A escolha da bomba certa para o ponto de operação real, com BEP coincidindo com a vazão demandada, é o caminho mais direto para reduzir esse custo — uma bomba operando fora do BEP em 30% pode ter eficiência 10 a 20 pontos percentuais abaixo do nominal, traduzindo-se em conta de luz proporcionalmente maior por toda a vida útil.
A operação solar — bombeamento exclusivo em horário diurno alimentado por painéis fotovoltaicos — está crescendo rapidamente em fruticultura e em pequenas a médias áreas irrigadas.
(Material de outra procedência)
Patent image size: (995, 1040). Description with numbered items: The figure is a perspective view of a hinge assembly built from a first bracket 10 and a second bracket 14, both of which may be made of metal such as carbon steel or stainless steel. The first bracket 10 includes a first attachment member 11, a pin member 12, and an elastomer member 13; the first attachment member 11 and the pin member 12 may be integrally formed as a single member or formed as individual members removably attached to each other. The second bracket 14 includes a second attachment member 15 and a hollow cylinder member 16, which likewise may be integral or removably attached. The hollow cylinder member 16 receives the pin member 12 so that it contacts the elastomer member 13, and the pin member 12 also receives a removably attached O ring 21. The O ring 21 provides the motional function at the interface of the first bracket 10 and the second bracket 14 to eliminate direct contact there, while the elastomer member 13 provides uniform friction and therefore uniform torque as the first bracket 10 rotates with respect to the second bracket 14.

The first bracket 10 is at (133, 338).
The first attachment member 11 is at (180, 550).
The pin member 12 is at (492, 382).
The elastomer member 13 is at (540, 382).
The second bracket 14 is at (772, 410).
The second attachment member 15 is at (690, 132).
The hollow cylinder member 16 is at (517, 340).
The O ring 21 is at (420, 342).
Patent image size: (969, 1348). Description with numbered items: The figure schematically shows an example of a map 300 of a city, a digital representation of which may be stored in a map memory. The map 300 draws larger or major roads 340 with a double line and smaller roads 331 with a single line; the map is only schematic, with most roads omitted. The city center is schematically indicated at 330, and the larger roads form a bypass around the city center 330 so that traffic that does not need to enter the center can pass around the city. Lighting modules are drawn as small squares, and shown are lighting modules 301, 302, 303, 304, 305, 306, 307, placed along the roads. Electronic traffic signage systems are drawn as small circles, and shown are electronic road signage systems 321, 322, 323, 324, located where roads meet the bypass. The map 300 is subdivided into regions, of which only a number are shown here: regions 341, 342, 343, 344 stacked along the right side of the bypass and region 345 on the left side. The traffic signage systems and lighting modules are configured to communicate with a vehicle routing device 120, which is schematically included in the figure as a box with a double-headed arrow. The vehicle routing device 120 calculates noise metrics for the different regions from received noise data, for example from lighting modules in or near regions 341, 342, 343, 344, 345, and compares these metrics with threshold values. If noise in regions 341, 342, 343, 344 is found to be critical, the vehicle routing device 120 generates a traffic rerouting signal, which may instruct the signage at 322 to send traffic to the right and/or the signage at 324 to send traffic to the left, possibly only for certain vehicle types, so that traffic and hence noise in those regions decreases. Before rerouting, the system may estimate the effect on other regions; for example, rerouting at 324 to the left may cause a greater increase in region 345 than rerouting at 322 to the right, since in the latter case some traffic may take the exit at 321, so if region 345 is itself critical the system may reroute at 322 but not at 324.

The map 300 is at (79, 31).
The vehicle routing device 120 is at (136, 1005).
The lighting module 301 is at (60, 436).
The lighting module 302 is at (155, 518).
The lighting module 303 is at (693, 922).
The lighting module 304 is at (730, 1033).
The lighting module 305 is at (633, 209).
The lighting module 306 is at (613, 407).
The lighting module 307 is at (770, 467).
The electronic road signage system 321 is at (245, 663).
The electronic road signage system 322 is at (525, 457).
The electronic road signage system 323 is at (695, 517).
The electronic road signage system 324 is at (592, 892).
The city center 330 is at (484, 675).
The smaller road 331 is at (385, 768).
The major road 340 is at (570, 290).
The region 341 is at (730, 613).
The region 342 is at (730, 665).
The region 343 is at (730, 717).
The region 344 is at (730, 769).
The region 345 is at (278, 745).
O dimensionamento exige bomba que opere bem em condições de variação de potência ao longo do dia (manhã, meio-dia, tarde), tipicamente com inversor de frequência (variador) que ajusta a rotação conforme a potência disponível dos painéis.
A FBCN com inversor de frequência opera em faixa de 50% a 110% da rotação nominal sem perda significativa de eficiência ou vida útil — desde que respeitada a curva mínima de NPSHa em rotações reduzidas (NPSHr cai com a rotação ao quadrado, mas o limite de cavitação ainda existe).